Many people study forensic psychology in hopes of effecting positive change for public policy and the justice system. Psychology is a window into understanding the root causes of crime and can reveal new, effective ways of dealing with offenders. Whether you have a background in criminal investigation, social work, public safety, or research, pursuing a master’s in forensic psychology can broaden your understanding of critical issues like cybercrime, victim advocacy, and the socioeconomic conditions that impact criminal behavior. When you study at Walden, you will learn to apply psychological theories of criminal behavior to forensic settings and gain an understanding of the ethical codes used in forensic work. Also, when you choose to earn your MS in Forensic Psychology from Walden University, up to half of the credits you earn can later be applied to a Walden PhD in Psychology. It’s a great way for lifelong learners to save time and money while pursuing their doctorate.
In addition to the general program, Walden’s MS in Forensic Psychology program offers a number of specializations including Family Violence, Police Psychology, Victimology, Terrorism, Legal Issues In Forensic Psychology, and others. Here are some things to consider when deciding how to focus your studies:
- Give thought to your aspirations, passions, and goals, and look for a specialization that aligns with them.
- Think about the specific population or subjects you want to work with. The information you gain in your specialization courses can help guide your career.
- Keep in mind that if you don’t find the perfect fit for your choice of specialization, Walden’s online MS in Forensic Psychology options also include a self-designed specialization that allows you to choose a variety of courses from different focus areas.

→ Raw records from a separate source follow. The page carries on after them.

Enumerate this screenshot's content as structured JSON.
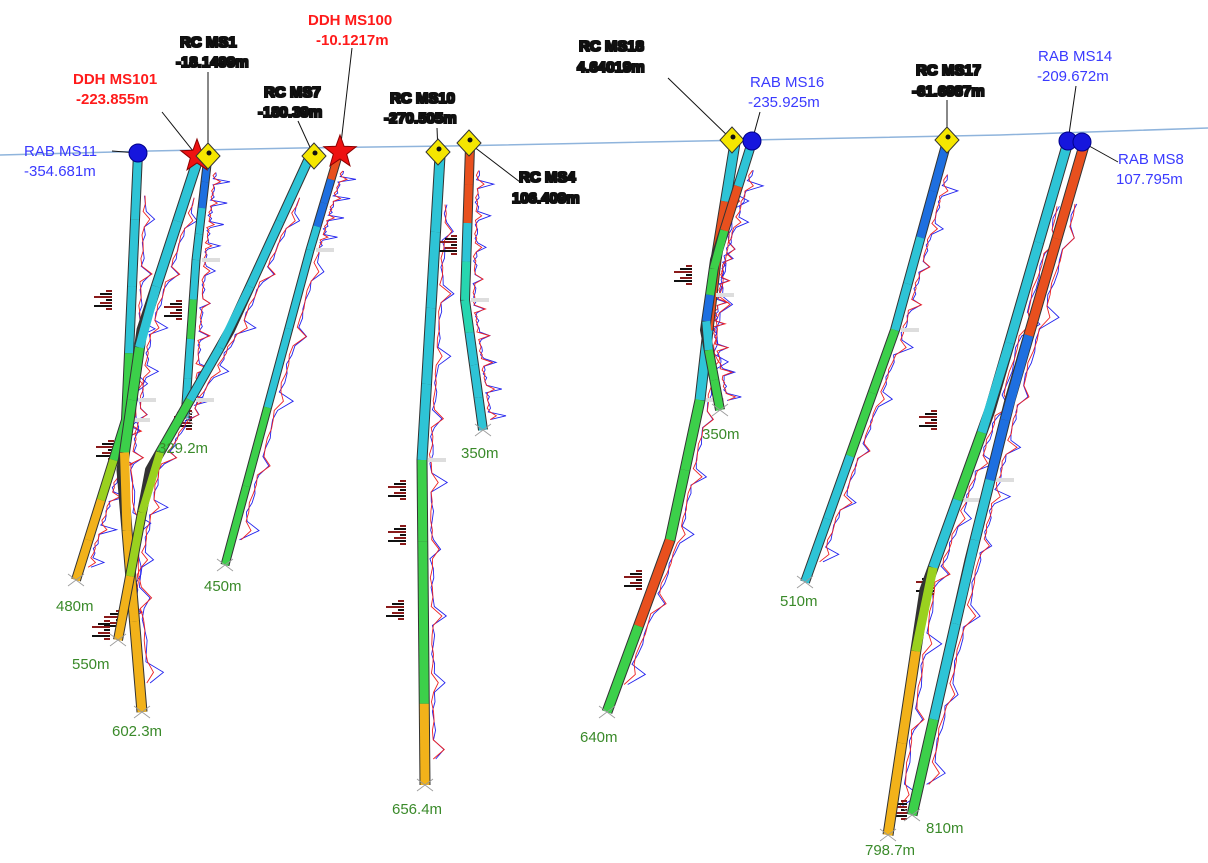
{
  "colors": {
    "ground": "#8fb4dc",
    "red_label": "#ff1a1a",
    "blue_label": "#3a3aff",
    "yellow_label_bg": "#f5f500",
    "depth_label": "#3a8a2a",
    "trace_blue": "#2222ee",
    "trace_red": "#ee2222"
  },
  "holes": [
    {
      "id": "ms11",
      "name": "RAB MS11",
      "value": "-354.681m",
      "type": "RAB",
      "label_style": "blue",
      "depth": "480m",
      "symbol": "circle-icon"
    },
    {
      "id": "ms101",
      "name": "DDH MS101",
      "value": "-223.855m",
      "type": "DDH",
      "label_style": "red",
      "depth": "602.3m",
      "symbol": "star-icon"
    },
    {
      "id": "ms1",
      "name": "RC MS1",
      "value": "-18.1499m",
      "type": "RC",
      "label_style": "yellow",
      "depth": "329.2m",
      "symbol": "diamond-icon"
    },
    {
      "id": "ms7",
      "name": "RC MS7",
      "value": "-180.39m",
      "type": "RC",
      "label_style": "yellow",
      "depth": "550m",
      "symbol": "diamond-icon"
    },
    {
      "id": "ms100",
      "name": "DDH MS100",
      "value": "-10.1217m",
      "type": "DDH",
      "label_style": "red",
      "depth": "450m",
      "symbol": "star-icon"
    },
    {
      "id": "ms10",
      "name": "RC MS10",
      "value": "-270.505m",
      "type": "RC",
      "label_style": "yellow",
      "depth": "656.4m",
      "symbol": "diamond-icon"
    },
    {
      "id": "ms4",
      "name": "RC MS4",
      "value": "106.409m",
      "type": "RC",
      "label_style": "yellow",
      "depth": "350m",
      "symbol": "diamond-icon"
    },
    {
      "id": "ms18",
      "name": "RC MS18",
      "value": "4.64019m",
      "type": "RC",
      "label_style": "yellow",
      "depth": "640m",
      "symbol": "diamond-icon"
    },
    {
      "id": "ms16",
      "name": "RAB MS16",
      "value": "-235.925m",
      "type": "RAB",
      "label_style": "blue",
      "depth": "350m",
      "symbol": "circle-icon"
    },
    {
      "id": "ms17",
      "name": "RC MS17",
      "value": "-61.6987m",
      "type": "RC",
      "label_style": "yellow",
      "depth": "510m",
      "symbol": "diamond-icon"
    },
    {
      "id": "ms14",
      "name": "RAB MS14",
      "value": "-209.672m",
      "type": "RAB",
      "label_style": "blue",
      "depth": "798.7m",
      "symbol": "circle-icon"
    },
    {
      "id": "ms8",
      "name": "RAB MS8",
      "value": "107.795m",
      "type": "RAB",
      "label_style": "blue",
      "depth": "810m",
      "symbol": "circle-icon"
    }
  ]
}
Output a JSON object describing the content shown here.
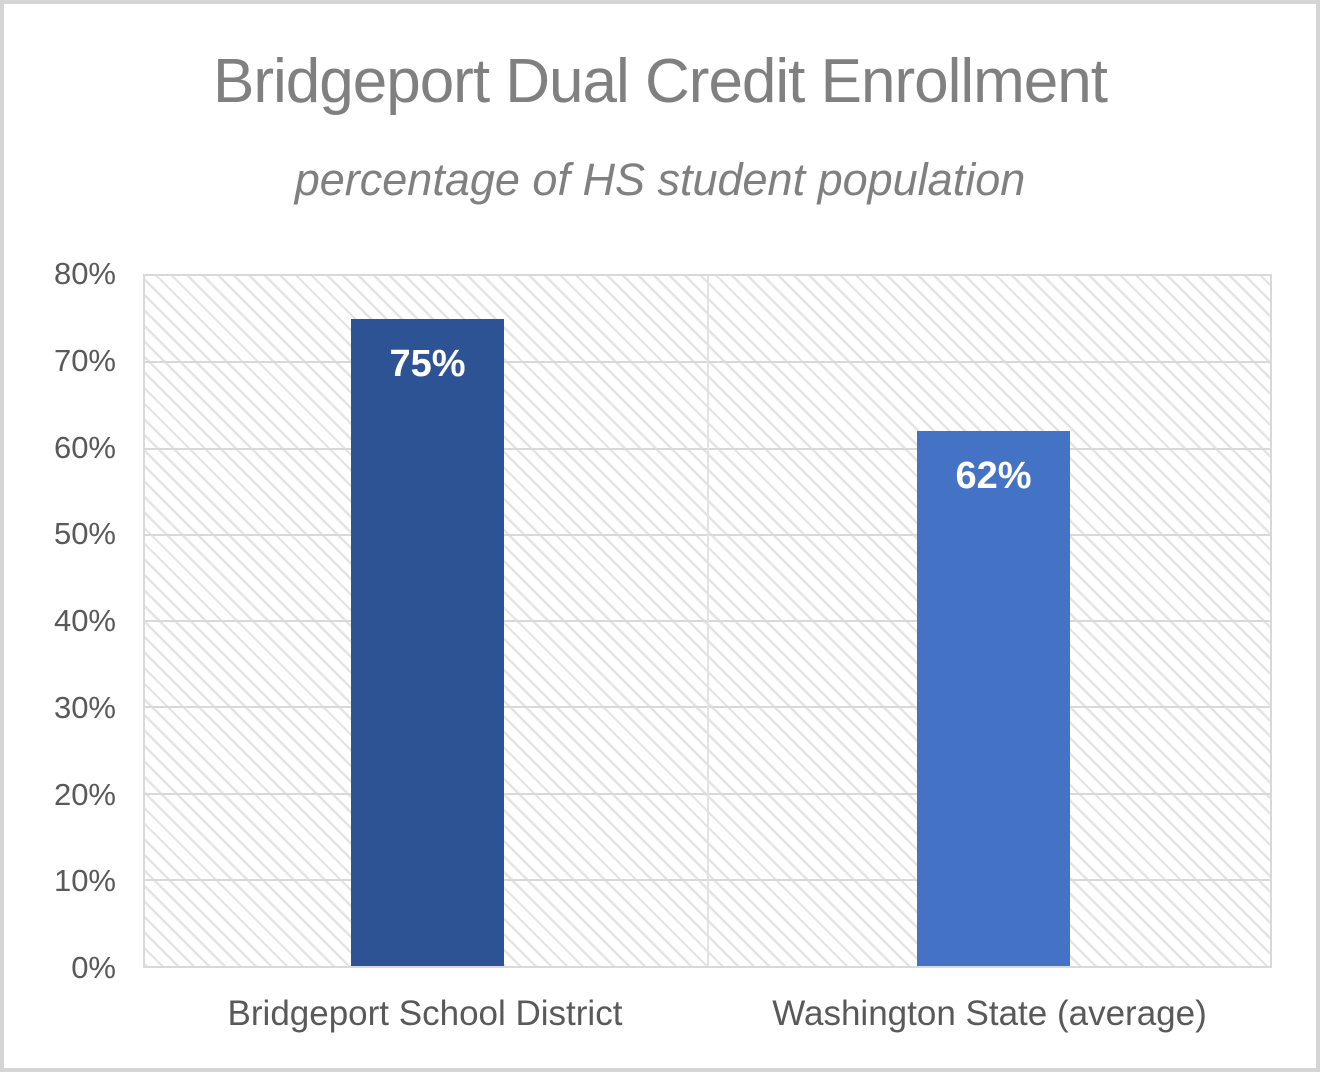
{
  "chart_data": {
    "type": "bar",
    "title": "Bridgeport Dual Credit Enrollment",
    "subtitle": "percentage of HS student population",
    "categories": [
      "Bridgeport School District",
      "Washington State (average)"
    ],
    "values": [
      75,
      62
    ],
    "value_labels": [
      "75%",
      "62%"
    ],
    "bar_colors": [
      "#2E5394",
      "#4472C4"
    ],
    "xlabel": "",
    "ylabel": "",
    "ylim": [
      0,
      80
    ],
    "ytick_step": 10,
    "ytick_labels": [
      "80%",
      "70%",
      "60%",
      "50%",
      "40%",
      "30%",
      "20%",
      "10%",
      "0%"
    ],
    "grid": true,
    "legend": false,
    "plot_pattern": "light-downward-diagonal-hatch",
    "colors": {
      "title": "#808080",
      "axis_labels": "#595959",
      "gridlines": "#D9D9D9",
      "value_labels": "#FFFFFF",
      "plot_background": "#FFFFFF"
    }
  }
}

You will encounter a number of interesting courses throughout Walden’s MS in Forensic Psychology program. One such example is the course Criminal Investigative Analysis and Profiling. In this course, you’ll learn that crime scene investigators face complex situations and must take a structured approach, evaluating case elements using careful methodologies that take both scientific and behavioral perspectives into account. As part of your studies, you will take on the role of an investigative analyst considering a criminal case, learning how to sort through and consolidate background information and apply offense-specific profiling concepts to the victim, the offender, and the crime. You’ll learn to develop logical arguments based on your investigation and create a written report to communicate them.
Earning your MS in Forensic Psychology can prepare you with the expertise you need to qualify for a range of professional opportunities and enjoy a meaningful career effecting change in the legal system and community settings. Some of the positions possible with an MS in Forensic Psychology include:
- Law enforcement officer
- Probation officer
- Case manager
- Program manager
- Court liaison
- Jury consultant
Career options may require additional experience, training, or other factors beyond the successful completion of a degree program.